Vince con bello spunto finale Tao Geoghegan Hart, per la fatica di chi cerca di pronunciare in modo corretto lo scioglilingua del suo cognome. Geoghegan è un nome gaelico, evoluzione della forma originaria Mac (o Mag) Eochagáin, che rimanda alla figura di Eochagáin, capostipite dell’antica dinastia dei Uì Neill, che furono sovrani d’Irlanda nei primi secoli dell’era moderna, prima della cristianizzazione dell’isola. Ma se il cognome è impronunciabile in verità è il nome, Tao, che è difficile da spiegare. Non per il suono, ma per il significato che si porta dietro. 

Il Tao, concetto principale del pensiero cinese, è quasi intraducibile all’interno dei riferimenti della filosofia occidentale: non è il logos di Eraclito e neppure il noùmeno di Kant, non è l’apèiron di Anassimandro né l’élan vital di Bergson, a dimostrare come i cinesi, da sempre, trovino la via più breve alle cose. Il concetto che forse meglio, noi occidentali, riusciamo a capire del Tao è che sia movimento, divenire, cambiamento continuo pur nel permanere identico dell’essere, forse come il Tagliamento sul ponte di Pinzano.
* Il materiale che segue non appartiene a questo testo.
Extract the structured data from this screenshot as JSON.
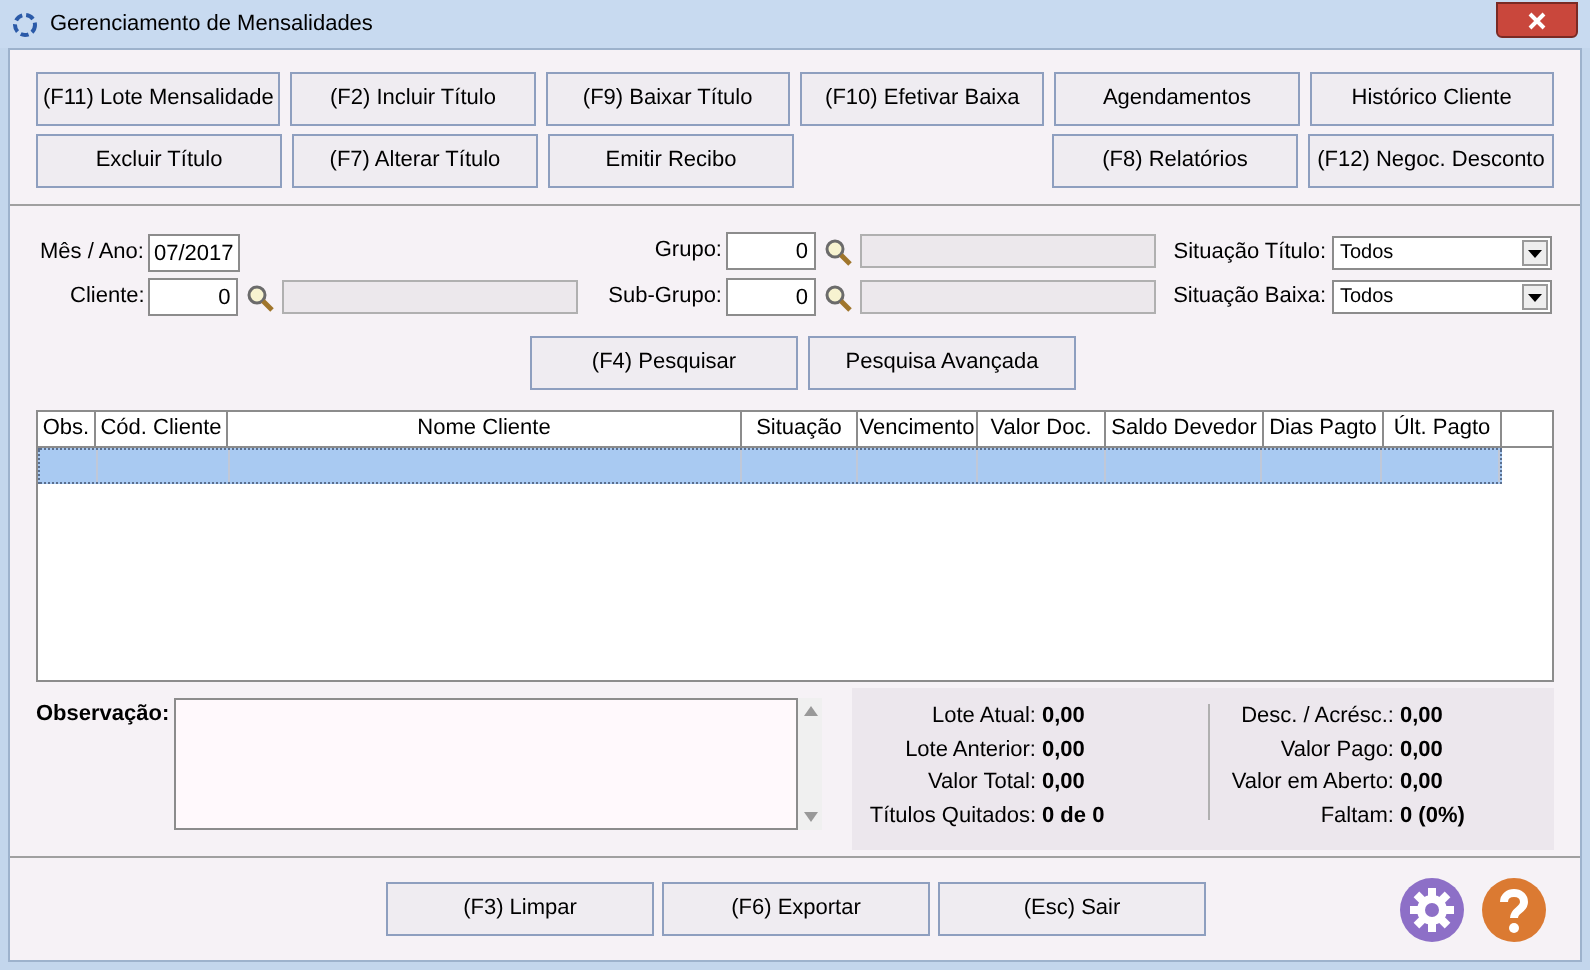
{
  "window": {
    "title": "Gerenciamento de Mensalidades"
  },
  "toolbar": {
    "row_1": [
      "(F11) Lote Mensalidade",
      "(F2) Incluir Título",
      "(F9) Baixar Título",
      "(F10) Efetivar Baixa",
      "Agendamentos",
      "Histórico Cliente"
    ],
    "row_2_left": [
      "Excluir Título",
      "(F7) Alterar Título",
      "Emitir Recibo"
    ],
    "row_2_right": [
      "(F8) Relatórios",
      "(F12) Negoc. Desconto"
    ]
  },
  "filters": {
    "mes_ano": {
      "label": "Mês / Ano:",
      "value": "07/2017"
    },
    "cliente": {
      "label": "Cliente:",
      "value": "0"
    },
    "grupo": {
      "label": "Grupo:",
      "value": "0"
    },
    "sub_grupo": {
      "label": "Sub-Grupo:",
      "value": "0"
    },
    "situacao_titulo": {
      "label": "Situação Título:",
      "value": "Todos"
    },
    "situacao_baixa": {
      "label": "Situação Baixa:",
      "value": "Todos"
    }
  },
  "search_buttons": [
    "(F4) Pesquisar",
    "Pesquisa Avançada"
  ],
  "table": {
    "columns": [
      "Obs.",
      "Cód. Cliente",
      "Nome Cliente",
      "Situação",
      "Vencimento",
      "Valor Doc.",
      "Saldo Devedor",
      "Dias Pagto",
      "Últ. Pagto"
    ],
    "rows": [
      {
        "selected": true
      }
    ]
  },
  "observacao": {
    "label": "Observação:"
  },
  "summary_left": [
    {
      "label": "Lote Atual:",
      "value": "0,00"
    },
    {
      "label": "Lote Anterior:",
      "value": "0,00"
    },
    {
      "label": "Valor Total:",
      "value": "0,00"
    },
    {
      "label": "Títulos Quitados:",
      "value": "0 de 0"
    }
  ],
  "summary_right": [
    {
      "label": "Desc. / Acrésc.:",
      "value": "0,00"
    },
    {
      "label": "Valor Pago:",
      "value": "0,00"
    },
    {
      "label": "Valor em Aberto:",
      "value": "0,00"
    },
    {
      "label": "Faltam:",
      "value": "0 (0%)"
    }
  ],
  "footer_buttons": [
    "(F3) Limpar",
    "(F6) Exportar",
    "(Esc) Sair"
  ]
}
L’ideogramma che lo rappresenta nella lingua cinese inoltre racchiude l’idea di piede, quindi di camminare, di strada, di viaggio, le strade e i viaggi che hanno portato il conte Ceconi da Pielungo in giro per il mondo a fare ferrovie per poi tornare nella sua terra a piantare alberi. 

Giro d'Italia, tappa 15, l'arrivo di Tao Geoghegan Hart - foto LaPresse
 
Il "Giro del Touring" è realizzato in collaborazione con Hertz, partner storico dell'associazione, che ha messo a disposizione di Gino Cervi una vettura per seguire le tappe della Corsa Rosa. 
 
Si ringraziano per il sostegno al progetto anche AcdB Museo-Alessandria Città delle Biciclette e Terre di Ger.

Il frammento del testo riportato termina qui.